Saturday is a big day for Eastern Iowa Juvenile Diabetes Research Foundation as well as all of the Type 1 diabetics in the area. It is the JDRF Gala! The Gala is a black tie event in which a silent and live auction is held, as well as a dinner, social hour and entertainment in efforts to raise money for research. It is an event that is way more formal than my every day life, but a very special and fun event. I get the opportunity to deliver a special message at this year's event, which I am truly honored to do. I am a bit nervous, but know I will push through without a problem because my purpose is strong.
This is a very emotional event for me. I recall holding back tears at last year's event, especially when watching the kids in the Gala video (which can be viewed by clicking the link on the right hand column). This year, K'la and I are in the video and while filming the video I had a very tough time holding back the tears. I guess I am the type of person that wears my emotion on my sleeve when it is involving something that I want so bad for someone I love so much. Which brings me to the title of this blog.
"No Fear" use to have a clothing line with clever/cocky slogans on them. I use to wear the t-shirts because I thought they made me seem tough. One shirt that I wore said "It's not the size of the dog in the fight; it's the size of the fight in the dog". This is saying that it's not the physical size that matters, it's what"s inside. I often think of this slogan as I thumb through pictures of kids with juvenile diabetes. My daughter, Micheala, for example is one of the smallest kids in her class, or even for her age, but her fight makes her a giant. She wishes that she wouldn't have to get up and fight every morning, but she does it because she has no alternative. I see her fight and can't help but think of the millions of other kids like her that get up and fight every morning because they have no alternative. Right now, she doesn't have the knowledge to advocate for herself, so that's where I come in.
Saturday night, as I stand in front of thousands of potential donors and deliver my message, I will be thinking about Micheala and the millions of other kids with juvenile diabetes. I will be looking at the pictures hanging in the ballroom of the kids from Eastern Iowa that have juvenile diabetes and hoping that I am delivering a message that will encourgae the audience to donate. I will have conversations with families that have children with diabetes in which we will share our stories and our on-going concerns about our diabetic children who will not be with us on Saturday night. Most importantly, I will be thinking about the size of the fight in these kids and hoping that I can come close to matching that fight in my efforts to advocate on that night.
I did not choose to be diabetic. Micheala did not choose to be diabetic. We choose to fight!
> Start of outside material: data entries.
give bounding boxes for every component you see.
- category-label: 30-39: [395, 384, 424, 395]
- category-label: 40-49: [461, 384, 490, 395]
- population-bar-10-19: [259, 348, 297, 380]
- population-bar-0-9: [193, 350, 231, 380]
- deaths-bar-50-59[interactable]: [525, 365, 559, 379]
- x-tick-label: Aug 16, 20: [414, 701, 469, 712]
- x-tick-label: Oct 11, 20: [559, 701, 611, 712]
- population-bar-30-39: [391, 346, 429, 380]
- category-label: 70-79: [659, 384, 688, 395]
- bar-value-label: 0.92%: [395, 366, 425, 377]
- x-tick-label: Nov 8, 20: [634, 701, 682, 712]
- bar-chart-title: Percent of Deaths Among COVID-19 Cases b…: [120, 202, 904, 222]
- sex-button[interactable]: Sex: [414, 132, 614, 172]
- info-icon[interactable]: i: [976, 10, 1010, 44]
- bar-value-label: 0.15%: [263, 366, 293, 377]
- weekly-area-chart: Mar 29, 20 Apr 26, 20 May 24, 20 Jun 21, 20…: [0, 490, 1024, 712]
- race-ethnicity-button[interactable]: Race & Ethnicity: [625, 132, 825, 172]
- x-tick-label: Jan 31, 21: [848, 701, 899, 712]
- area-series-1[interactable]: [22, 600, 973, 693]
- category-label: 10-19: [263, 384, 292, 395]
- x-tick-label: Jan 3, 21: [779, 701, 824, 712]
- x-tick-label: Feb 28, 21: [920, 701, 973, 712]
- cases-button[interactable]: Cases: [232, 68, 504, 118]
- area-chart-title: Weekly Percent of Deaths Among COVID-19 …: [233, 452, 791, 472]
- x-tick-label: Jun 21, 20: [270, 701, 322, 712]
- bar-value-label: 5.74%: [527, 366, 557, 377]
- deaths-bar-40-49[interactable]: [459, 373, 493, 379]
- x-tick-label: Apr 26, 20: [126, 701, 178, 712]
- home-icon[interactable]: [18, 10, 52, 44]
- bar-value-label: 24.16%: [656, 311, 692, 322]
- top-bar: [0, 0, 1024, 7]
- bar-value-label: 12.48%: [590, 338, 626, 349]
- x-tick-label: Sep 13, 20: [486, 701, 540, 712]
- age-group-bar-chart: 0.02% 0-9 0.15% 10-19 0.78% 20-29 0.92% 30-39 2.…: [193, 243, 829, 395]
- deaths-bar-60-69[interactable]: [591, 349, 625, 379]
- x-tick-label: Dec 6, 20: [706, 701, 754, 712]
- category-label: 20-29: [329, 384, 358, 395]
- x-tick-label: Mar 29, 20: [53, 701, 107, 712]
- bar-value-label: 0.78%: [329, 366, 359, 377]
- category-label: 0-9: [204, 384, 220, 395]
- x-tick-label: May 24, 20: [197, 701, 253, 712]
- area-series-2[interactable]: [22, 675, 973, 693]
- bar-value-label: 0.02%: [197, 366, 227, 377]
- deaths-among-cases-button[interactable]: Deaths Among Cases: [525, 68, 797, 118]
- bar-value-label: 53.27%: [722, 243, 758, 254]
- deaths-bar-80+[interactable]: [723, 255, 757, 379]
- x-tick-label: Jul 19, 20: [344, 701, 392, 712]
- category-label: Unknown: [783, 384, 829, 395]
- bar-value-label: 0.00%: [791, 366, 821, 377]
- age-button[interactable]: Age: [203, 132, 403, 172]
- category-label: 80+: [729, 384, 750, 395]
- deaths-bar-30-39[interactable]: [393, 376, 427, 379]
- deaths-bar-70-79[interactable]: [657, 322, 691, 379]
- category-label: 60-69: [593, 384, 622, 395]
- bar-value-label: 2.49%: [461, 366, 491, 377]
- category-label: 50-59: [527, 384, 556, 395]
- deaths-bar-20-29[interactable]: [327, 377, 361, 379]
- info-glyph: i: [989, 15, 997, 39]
It is very safe to assume that I will be a "small dog" in that ballroom on Saturday night. I live in Urbana, Iowa, live paycheck to paycheck and am a very small town guy. However, none of that will matter because I will be the "biggest dog" in the room in regards to the fight and passion that I have for funding a cure for juvenile diabetes.
Finally, as I write this blog and listen to the radio, I don't think that it's coincidence that "I'll Be" by Edwin McCain came on the radio. So for all of the juvenile diabetic kids, on Saturday night, "I'll be the greatest fan of your life".
Hi Mike,
ReplyDeleteI received an email from your Aunt Mare this morning. So I have spent the last half hour reading your blogs. I don't blog, so this is new to me. But what isn't new is you! You are showing all of your wonderful characteristics through your writing. I am seeing an amazing man with heart, passion, confidence, and conviction. I think back to your grandmother. She was such an inspiration to me through the years. Now you are inspiring thousands. I am actually at a loss for words. So just remember that you are so special and I am proud to have had the opportunity to be in your life.